For fussbudget travelers who like to know where they are going and when they will get there, the North Atlantic last week was no fit place. In its third week the ground swell of World War II had tilted transatlantic shipping from confusion to chaos. Foreigners off to the wars could still obtain sailing permits from the U. S. State Department (providing they owed no income tax), but U. S. citizens who wanted to get to Europe had to unravel cat’s-cradles of red tape. First requirement : a revalidated passport, good for six months at the most. These Secretary of State Hull extended only after probing the applicant’s business abroad, deciding whether it was “essential.” Those approved were mostly newsmen, international bigwigs, Government agents.

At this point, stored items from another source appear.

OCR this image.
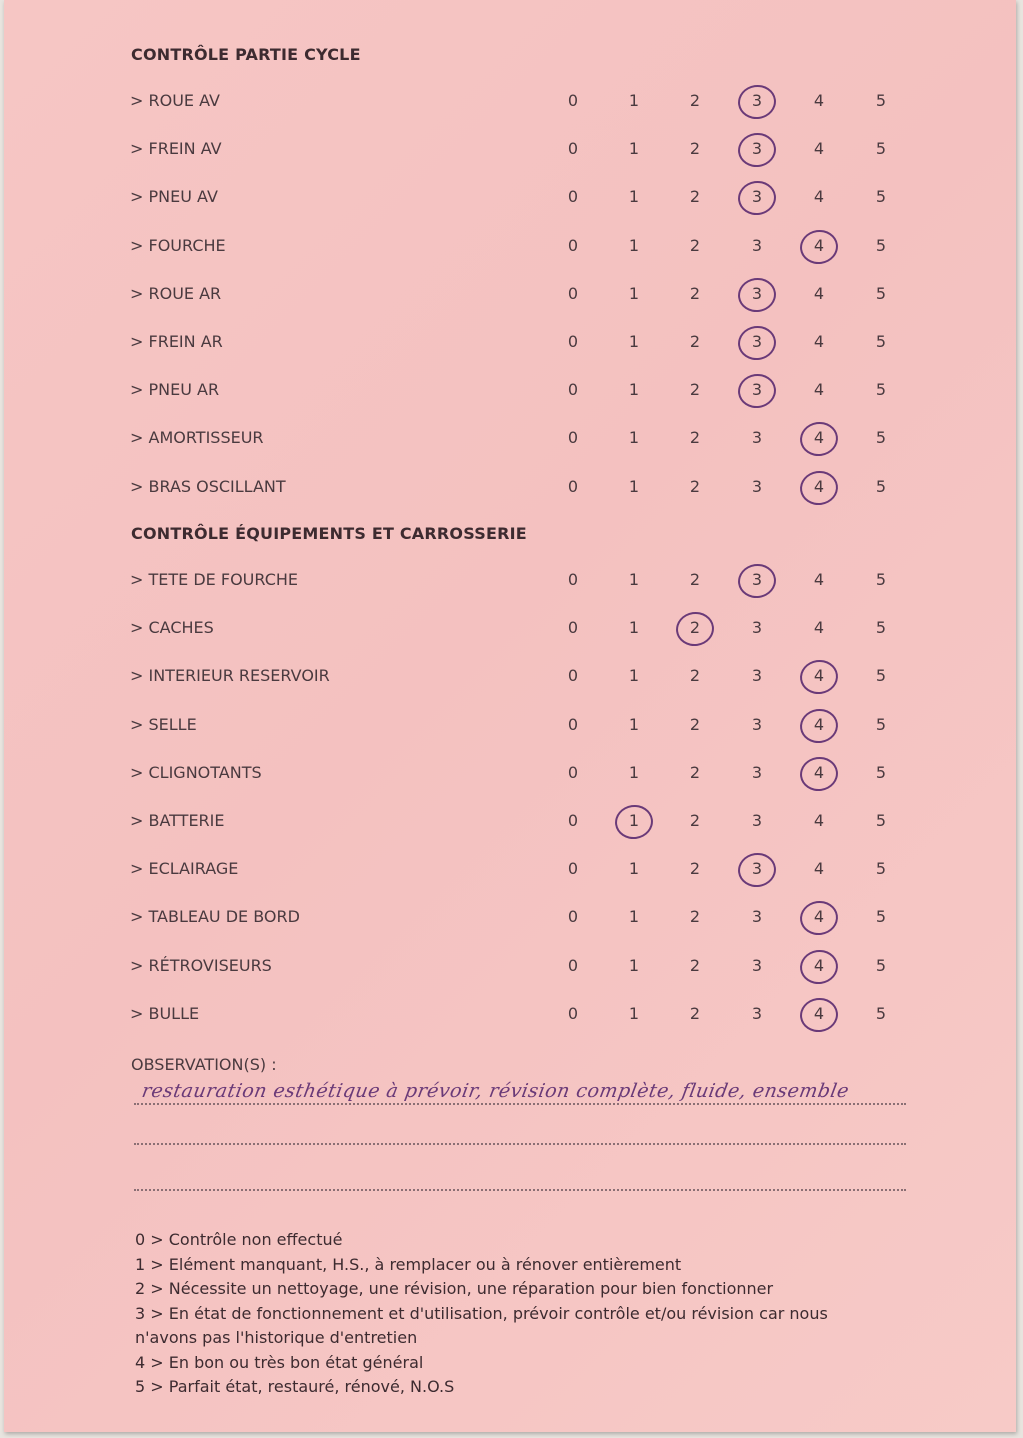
CONTRÔLE PARTIE CYCLE
> ROUE AV	0	1	2	3	4	5
> FREIN AV	0	1	2	3	4	5
> PNEU AV	0	1	2	3	4	5
> FOURCHE	0	1	2	3	4	5
> ROUE AR	0	1	2	3	4	5
> FREIN AR	0	1	2	3	4	5
> PNEU AR	0	1	2	3	4	5
> AMORTISSEUR	0	1	2	3	4	5
> BRAS OSCILLANT	0	1	2	3	4	5
CONTRÔLE ÉQUIPEMENTS ET CARROSSERIE
> TETE DE FOURCHE	0	1	2	3	4	5
> CACHES	0	1	2	3	4	5
> INTERIEUR RESERVOIR	0	1	2	3	4	5
> SELLE	0	1	2	3	4	5
> CLIGNOTANTS	0	1	2	3	4	5
> BATTERIE	0	1	2	3	4	5
> ECLAIRAGE	0	1	2	3	4	5
> TABLEAU DE BORD	0	1	2	3	4	5
> RÉTROVISEURS	0	1	2	3	4	5
> BULLE	0	1	2	3	4	5
OBSERVATION(S) :
restauration esthétique à prévoir, révision complète, fluide, ensemble
0 > Contrôle non effectué
1 > Elément manquant, H.S., à remplacer ou à rénover entièrement
2 > Nécessite un nettoyage, une révision, une réparation pour bien fonctionner
3 > En état de fonctionnement et d'utilisation, prévoir contrôle et/ou révision car nous
n'avons pas l'historique d'entretien
4 > En bon ou très bon état général
5 > Parfait état, restauré, rénové, N.O.S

Even with passports in hand both foreigners and U. S. travelers had only Hobson’s choice of liners, no certain sailing dates. Stalled were Poland’s Gdynia-America Line, Hapag-Lloyd. Britain and France maintained no dependable schedule. Passengers were warmly urged to try neutral lines. If they were insistent on a French or British ship, booking clerks politely jotted down preferential boats and sailings, but few hours before departure many a sailing might be suspended for from two weeks to kingdom-come. Italian liners, after hugging home ports since the outbreak of war, took to the sea again on schedule, but avoided such danger ports as Cannes and Gibraltar. Holland-America was still running full tilt, but on the eastbound trip sailed directly to Antwerp and Rotterdam. Swedish American cautiously shifted to more northerly routes, tacking as much as two days to its timetable.

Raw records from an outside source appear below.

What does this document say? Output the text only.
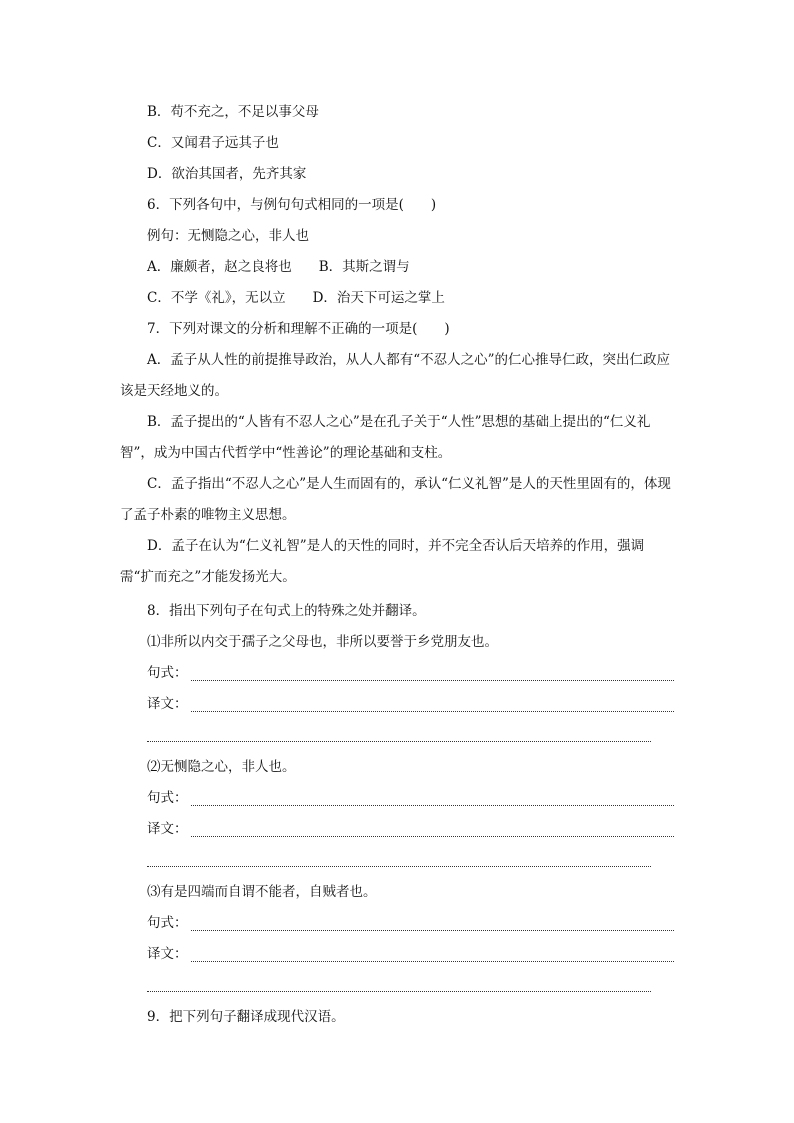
B．苟不充之，不足以事父母
C．又闻君子远其子也
D．欲治其国者，先齐其家
6．下列各句中，与例句句式相同的一项是(　　)
例句：无恻隐之心，非人也
A．廉颇者，赵之良将也　　B．其斯之谓与
C．不学《礼》，无以立　　D．治天下可运之掌上
7．下列对课文的分析和理解不正确的一项是(　　)
A．孟子从人性的前提推导政治，从人人都有“不忍人之心”的仁心推导仁政，突出仁政应该是天经地义的。
B．孟子提出的“人皆有不忍人之心”是在孔子关于“人性”思想的基础上提出的“仁义礼智”，成为中国古代哲学中“性善论”的理论基础和支柱。
C．孟子指出“不忍人之心”是人生而固有的，承认“仁义礼智”是人的天性里固有的，体现了孟子朴素的唯物主义思想。
D．孟子在认为“仁义礼智”是人的天性的同时，并不完全否认后天培养的作用，强调需“扩而充之”才能发扬光大。
8．指出下列句子在句式上的特殊之处并翻译。
⑴非所以内交于孺子之父母也，非所以要誉于乡党朋友也。
句式：
译文：
⑵无恻隐之心，非人也。
句式：
译文：
⑶有是四端而自谓不能者，自贼者也。
句式：
译文：
9．把下列句子翻译成现代汉语。
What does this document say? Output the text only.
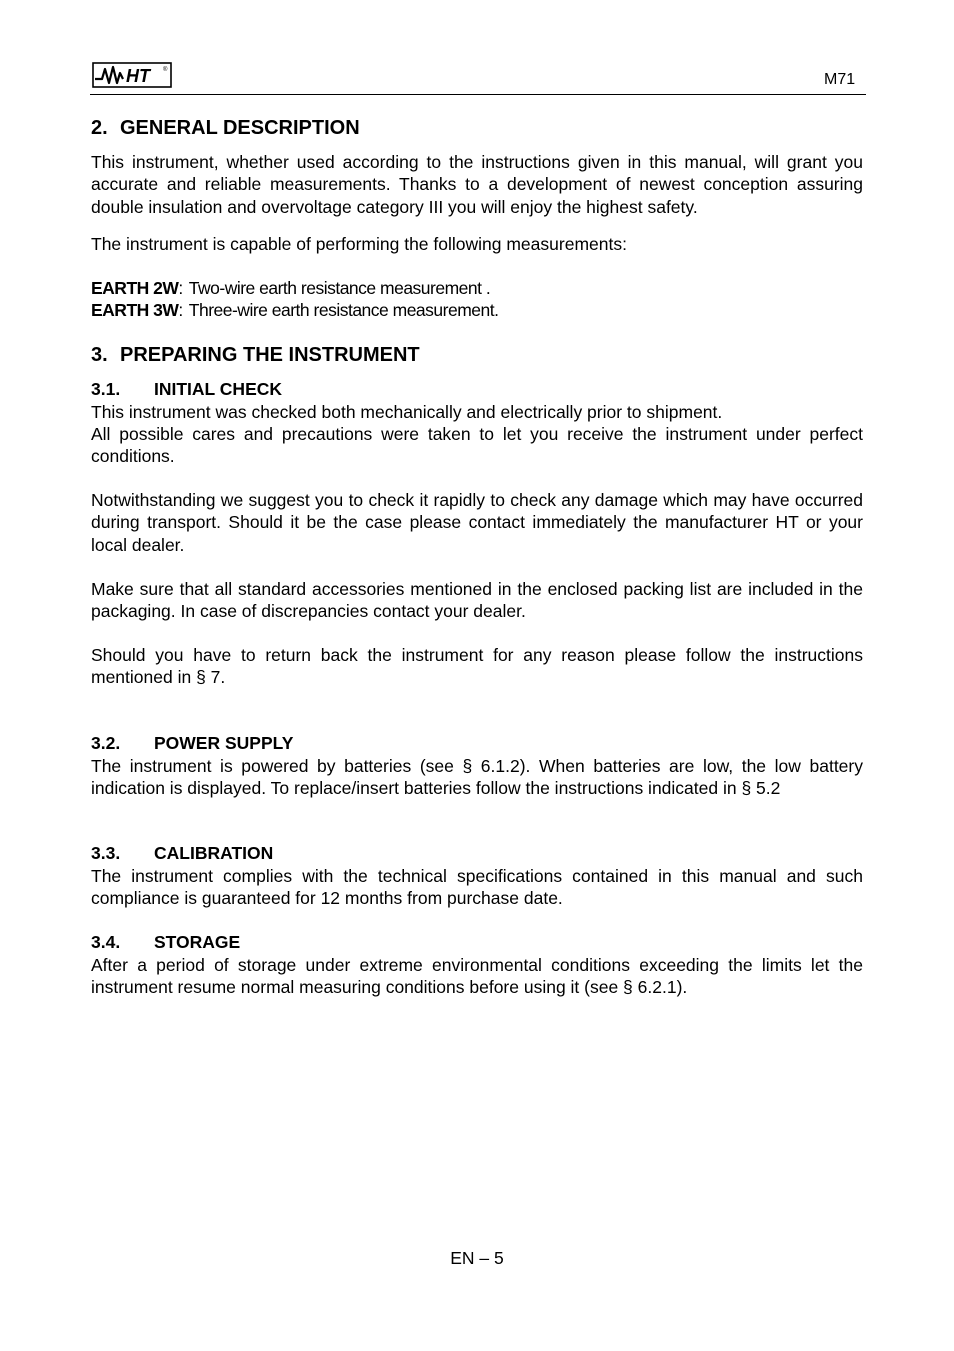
HT	®
M71
2. GENERAL DESCRIPTION
This instrument, whether used according to the instructions given in this manual, will grant you accurate and reliable measurements. Thanks to a development of newest conception assuring double insulation and overvoltage category III you will enjoy the highest safety.
The instrument is capable of performing the following measurements:
EARTH 2W: Two-wire earth resistance measurement .
EARTH 3W: Three-wire earth resistance measurement.
3. PREPARING THE INSTRUMENT
3.1. INITIAL CHECK
This instrument was checked both mechanically and electrically prior to shipment.
All possible cares and precautions were taken to let you receive the instrument under perfect conditions.
Notwithstanding we suggest you to check it rapidly to check any damage which may have occurred during transport. Should it be the case please contact immediately the manufacturer HT or your local dealer.
Make sure that all standard accessories mentioned in the enclosed packing list are included in the packaging. In case of discrepancies contact your dealer.
Should you have to return back the instrument for any reason please follow the instructions mentioned in § 7.
3.2. POWER SUPPLY
The instrument is powered by batteries (see § 6.1.2). When batteries are low, the low battery indication is displayed. To replace/insert batteries follow the instructions indicated in § 5.2
3.3. CALIBRATION
The instrument complies with the technical specifications contained in this manual and such compliance is guaranteed for 12 months from purchase date.
3.4. STORAGE
After a period of storage under extreme environmental conditions exceeding the limits let the instrument resume normal measuring conditions before using it (see § 6.2.1).
EN – 5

Best bets for swift, sure crossing were the U. S. Lines or Pan American Airways. Pan American Clippers still flew twice a week, but they were booked heavily weeks ahead. U. S. Lines operated on full schedules, stepped up their sailings to evacuate 5,000 U. S. citizens still stranded in Europe. But their seamen, striking for 25% wage increase, war-risk life insurance and bonuses, delayed some eight liners nearly a week.

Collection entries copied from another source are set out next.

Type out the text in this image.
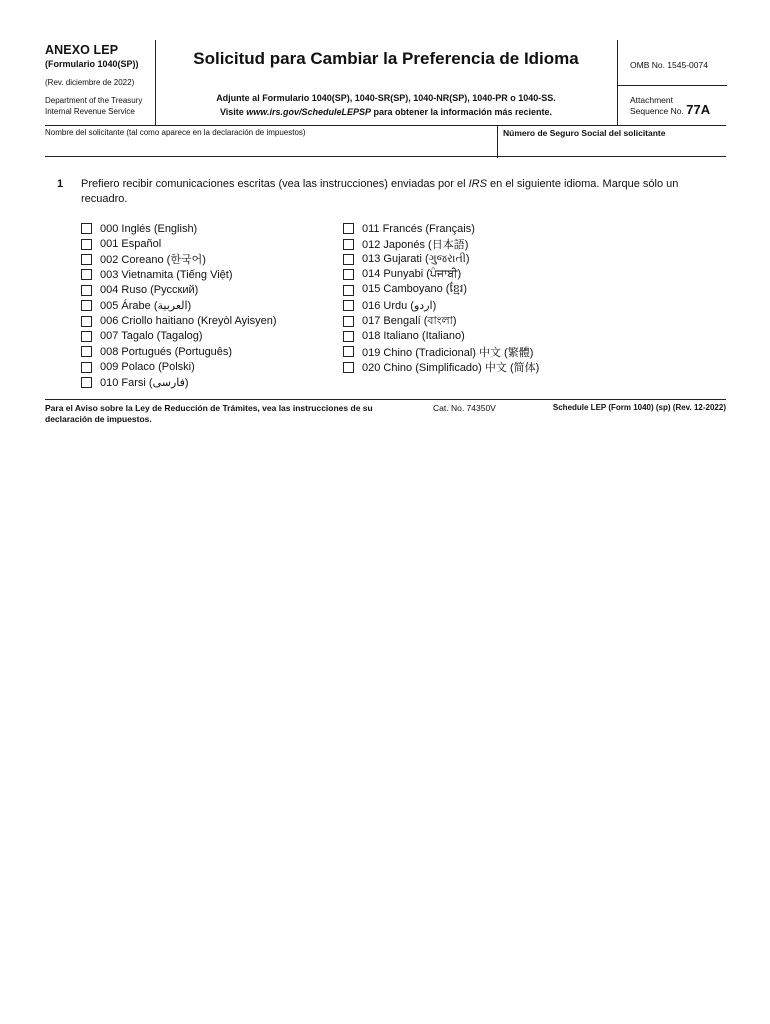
ANEXO LEP
(Formulario 1040(SP))
(Rev. diciembre de 2022)
Department of the Treasury
Internal Revenue Service
Solicitud para Cambiar la Preferencia de Idioma
Adjunte al Formulario 1040(SP), 1040-SR(SP), 1040-NR(SP), 1040-PR o 1040-SS.
Visite www.irs.gov/ScheduleLEPSP para obtener la información más reciente.
OMB No. 1545-0074
Attachment
Sequence No. 77A
Nombre del solicitante (tal como aparece en la declaración de impuestos)	Número de Seguro Social del solicitante
1 Prefiero recibir comunicaciones escritas (vea las instrucciones) enviadas por el IRS en el siguiente idioma. Marque sólo un recuadro.
000 Inglés (English)
001 Español
002 Coreano (한국어)
003 Vietnamita (Tiếng Việt)
004 Ruso (Русский)
005 Árabe (العربية)
006 Criollo haitiano (Kreyòl Ayisyen)
007 Tagalo (Tagalog)
008 Portugués (Português)
009 Polaco (Polski)
010 Farsi (فارسی)
011 Francés (Français)
012 Japonés (日本語)
013 Gujarati (ગુજરાતી)
014 Punyabi (ਪੰਜਾਬੀ)
015 Camboyano (ខ្មែរ)
016 Urdu (اردو)
017 Bengalí (বাংলা)
018 Italiano (Italiano)
019 Chino (Tradicional) 中文 (繁體)
020 Chino (Simplificado) 中文 (简体)
Para el Aviso sobre la Ley de Reducción de Trámites, vea las instrucciones de su declaración de impuestos.
Cat. No. 74350V	Schedule LEP (Form 1040) (sp) (Rev. 12-2022)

Forlorn note of cheer: marine underwriters lowered war-risk rates 1% on belligerent flag vessels to and from Europe and on U. S. flag vessels cargoing imports on the northern route; on the southern route, 1½ on belligerent vessels, ½on U. S. ships. Rates both ways for belligerents’ vessels had been 7% on the northern route, 7½% on the southern; for U. S. vessels, 2½% on the northern, 2% on the southern. The export rate on U. S. vessels remained unchanged for both routes. The import rate on other neutral flag vessels was held at 3¾, but the export rate was upped from 3¾% to 5%. Reductions on British shipments, underwriters pointed out, reflected the belief of marine experts that the British convoy system had begun to function with more efficiency. But on shipments to and from Black Sea and Baltic Sea ports rates were quoted on application only.